Sleep Apnea May Run in the Family: Here's What You Should Do
If you have sleep apnea, then you'll want to watch your children for signs that they might have sleep apnea too. And you'll want to be the best role model possible, setting an example of following your treatment plan and putting your health as the top priority.
Sleep Apnea May Be Inherited
In some cases, certain factors that contribute to obstructive sleep apnea can actually be inherited. These include anatomical features like a deviated septum, narrow airway, a thick neck, or a round head. Allergies, excess growth hormone, and hypothyroidism can also increase your risk of sleep apnea and might be inherited.
If a child has a sibling or parent with obstructive sleep apnea, then their chance of developing it is about 50 percent greater than the general public.

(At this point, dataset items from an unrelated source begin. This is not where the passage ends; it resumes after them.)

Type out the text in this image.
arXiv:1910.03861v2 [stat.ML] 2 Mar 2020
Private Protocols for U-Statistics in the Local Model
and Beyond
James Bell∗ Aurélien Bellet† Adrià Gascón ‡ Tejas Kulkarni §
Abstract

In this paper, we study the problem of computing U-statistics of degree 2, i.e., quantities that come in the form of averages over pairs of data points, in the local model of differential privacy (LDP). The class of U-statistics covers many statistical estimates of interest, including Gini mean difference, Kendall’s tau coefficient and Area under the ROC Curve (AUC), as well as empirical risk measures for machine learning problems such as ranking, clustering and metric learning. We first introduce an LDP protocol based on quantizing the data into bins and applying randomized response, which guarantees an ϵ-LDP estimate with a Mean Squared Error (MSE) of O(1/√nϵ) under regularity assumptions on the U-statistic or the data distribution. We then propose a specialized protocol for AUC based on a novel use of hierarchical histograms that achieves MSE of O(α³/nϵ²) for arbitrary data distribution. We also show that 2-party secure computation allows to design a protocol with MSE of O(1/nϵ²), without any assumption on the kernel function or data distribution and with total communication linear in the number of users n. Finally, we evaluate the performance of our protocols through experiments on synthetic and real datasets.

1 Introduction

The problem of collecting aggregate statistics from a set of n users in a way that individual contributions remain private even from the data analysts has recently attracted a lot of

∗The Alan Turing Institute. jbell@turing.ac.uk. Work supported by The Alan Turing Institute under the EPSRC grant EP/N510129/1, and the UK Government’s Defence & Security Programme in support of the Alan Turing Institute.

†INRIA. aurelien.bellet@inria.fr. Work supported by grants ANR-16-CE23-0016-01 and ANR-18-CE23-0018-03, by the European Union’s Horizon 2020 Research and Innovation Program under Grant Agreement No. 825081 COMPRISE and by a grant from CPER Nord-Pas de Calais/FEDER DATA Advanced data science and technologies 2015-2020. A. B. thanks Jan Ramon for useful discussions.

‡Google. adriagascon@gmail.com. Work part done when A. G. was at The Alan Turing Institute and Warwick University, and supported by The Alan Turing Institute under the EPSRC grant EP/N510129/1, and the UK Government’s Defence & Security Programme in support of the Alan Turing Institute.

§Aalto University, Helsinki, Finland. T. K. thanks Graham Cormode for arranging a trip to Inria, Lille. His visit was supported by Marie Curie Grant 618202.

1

While they're sleeping, children with sleep apnea may snore, pause their breathing, cough or choke, breathe through their mouth, wet the bed, or have sleep terrors.
Testing and Treatments
It's best to see your doctor if you suspect your child may have sleep apnea. Testing may include an electrocardiogram to check on the heart or an overnight sleep study. A sleep study is rather simple and just involves sleeping at a testing center overnight with sensors to record brain activity, oxygen levels, heart rate, and breathing.
Children with sleep apnea may have different treatments depending on the cause. They might be given medicine like nasal steroids if they have allergies or mild osa. If the tonsils or adenoids are causing the issue, they may need surgery. Some children may need a CPAP machine or an oral appliance to help manually keep the airway open while they're asleep.
Be a Good Role Model
Sleep apnea is a serious condition that can lead to heart problems and other issues down the line. So it's important to follow any treatment the doctor suggests if your child is diagnosed with sleep apnea.
It's equally important that as a parent, you're following your own treatment too. Your child will see you as a role model and an example of how to successfully live with sleep apnea. Be open about your treatment and talk to your child about what you do and why. Your child will feel less alone and more understood if you're talking about your treatment too and pursuing a healthier future together.
This information is not intended to replace the advice of a trained medical doctor and is provided to you on a general information basis only and not as a substitute for personalized medical advice. Philips disclaims any liability for the decisions you make based on this information.